Why is this a circuit in parallel if it is topologically different than a parallel circuit

Question

I'm struggling to understand why the left circuit is equivalent to a parallel circuit. I'm trying every deformation in my mind I can think of but I can't seem to get out the second circuit.

Secondly, when we say the circuit is parallel, I don't understand with respect to what. The parallelism of the circuit is such that it requires a pass through the entire circuit in both directions which is sort of useless.

Perhaps mathematically the first circuit works out to be equivalent to a parallel circuit, but then that is startling because it shows the mathematical definition of parallel circuits includes nonintuitive parallel circuits.

Why would I think they are mathematically parallel?

Firstly, we start by defining a parallel capacitor:

A parallel capacitor is any equivalent capacitor, which, once analyzed, emerges with an equivalent capacitance of the form: $$C_{eq} = \sum C_i$$

Now, for our circuit:

$$\epsilon - \frac{q_1}{C_1} = \epsilon - \frac{q_2}{C_2}=0$$

And then

$$\frac{q_1}{C_1} = \frac{q_2}{C_2}$$

From this we can obtain a few things. Firstly, we know that $q_1 + q_2 = q$. Secondly, we can see that $$V = V_1 = V_2$$

From this, we can simply define, with no particular topological orientation in the circuit, an equivalent capacitor:

$$C_{eq} = \frac{q_1 + q_2}{V} = \frac{q_1}{V} + \frac{q_2}{V} = C_1 + C_2$$

This satisfies the definition of parallel capacitor.

However this was not obvious from the topology of the original circuit. It only emerged mathematically. Can someone explain what my intuition for parallel circuits is missing?

Answer 1

The topology of the two graphs is the same. Observe that you are allowed 3D homotopies not just 2D. So you lift up $C_2$ out of the plane and put it back on the right side.

Answer 2

The capacitors $C_1$ and $C_2$ are connected in parallel because their two ends are directly connected.

You can verify this easily. Start from one end of $C_1$ and try tracing the wire to $C_2$. Next, start from the other end of $C_1$ and notice how you can still trace the wire back to $C_2$.
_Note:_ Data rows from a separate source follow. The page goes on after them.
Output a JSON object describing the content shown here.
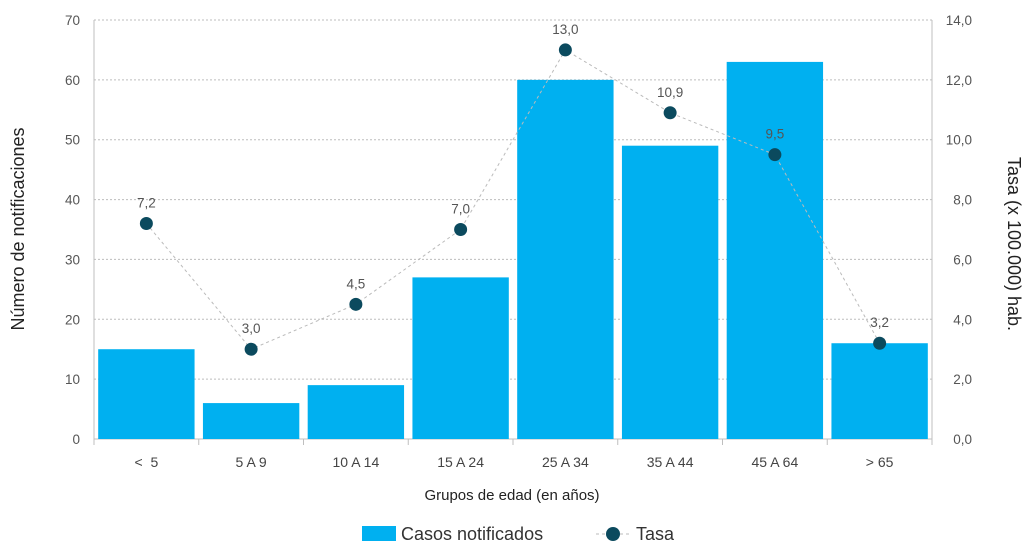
{
  "chart_data": {
    "type": "bar",
    "categories": [
      "<  5",
      "5 A 9",
      "10 A 14",
      "15 A 24",
      "25 A 34",
      "35 A 44",
      "45 A 64",
      "> 65"
    ],
    "series": [
      {
        "name": "Casos notificados",
        "type": "bar",
        "axis": "left",
        "color": "#00B0F0",
        "values": [
          15,
          6,
          9,
          27,
          60,
          49,
          63,
          16
        ]
      },
      {
        "name": "Tasa",
        "type": "line",
        "axis": "right",
        "color": "#0B4A5E",
        "line_color": "#BBBBBB",
        "line_style": "dashed",
        "values": [
          7.2,
          3.0,
          4.5,
          7.0,
          13.0,
          10.9,
          9.5,
          3.2
        ],
        "labels": [
          "7,2",
          "3,0",
          "4,5",
          "7,0",
          "13,0",
          "10,9",
          "9,5",
          "3,2"
        ]
      }
    ],
    "xlabel": "Grupos de edad (en años)",
    "ylabel": "Número de notificaciones",
    "y2label": "Tasa (x 100.000) hab.",
    "ylim": [
      0,
      70
    ],
    "y2lim": [
      0,
      14
    ],
    "yticks": [
      "0",
      "10",
      "20",
      "30",
      "40",
      "50",
      "60",
      "70"
    ],
    "y2ticks": [
      "0,0",
      "2,0",
      "4,0",
      "6,0",
      "8,0",
      "10,0",
      "12,0",
      "14,0"
    ],
    "grid": true,
    "legend_position": "bottom"
  }
}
On the other hand, if the two capacitors are connected only by one end, they are connected in series.

Answer 3

Considering two-port circuit elements such as capacitors, batteries, resistors, and inductors, two elements are in parallel if each end of the first element is connected to each end (but only one end) of the other. The actual schematic drawing, with lengths of lines and placement of elements on the left, right, top , or bottom is irrelevant.

For the drawing on the left, the battery is in parallel with $C_2$ because each end of $C_2$ is connected to an end of the battery. Now, you can reverse their positions with no change in behavior. The battery is also in parallel with $C_1$ because each end of $C_1$ is connected to an end of the battery. Consequently, $C_1$ must be in parallel with $C_2$, which an examination of their connection points with each other confirms.

Now we are free to draw all 3 in parallel, in any orientation on the page we choose. The diagram on the right shows $C_1$ in parallel with $C_2$ and the battery.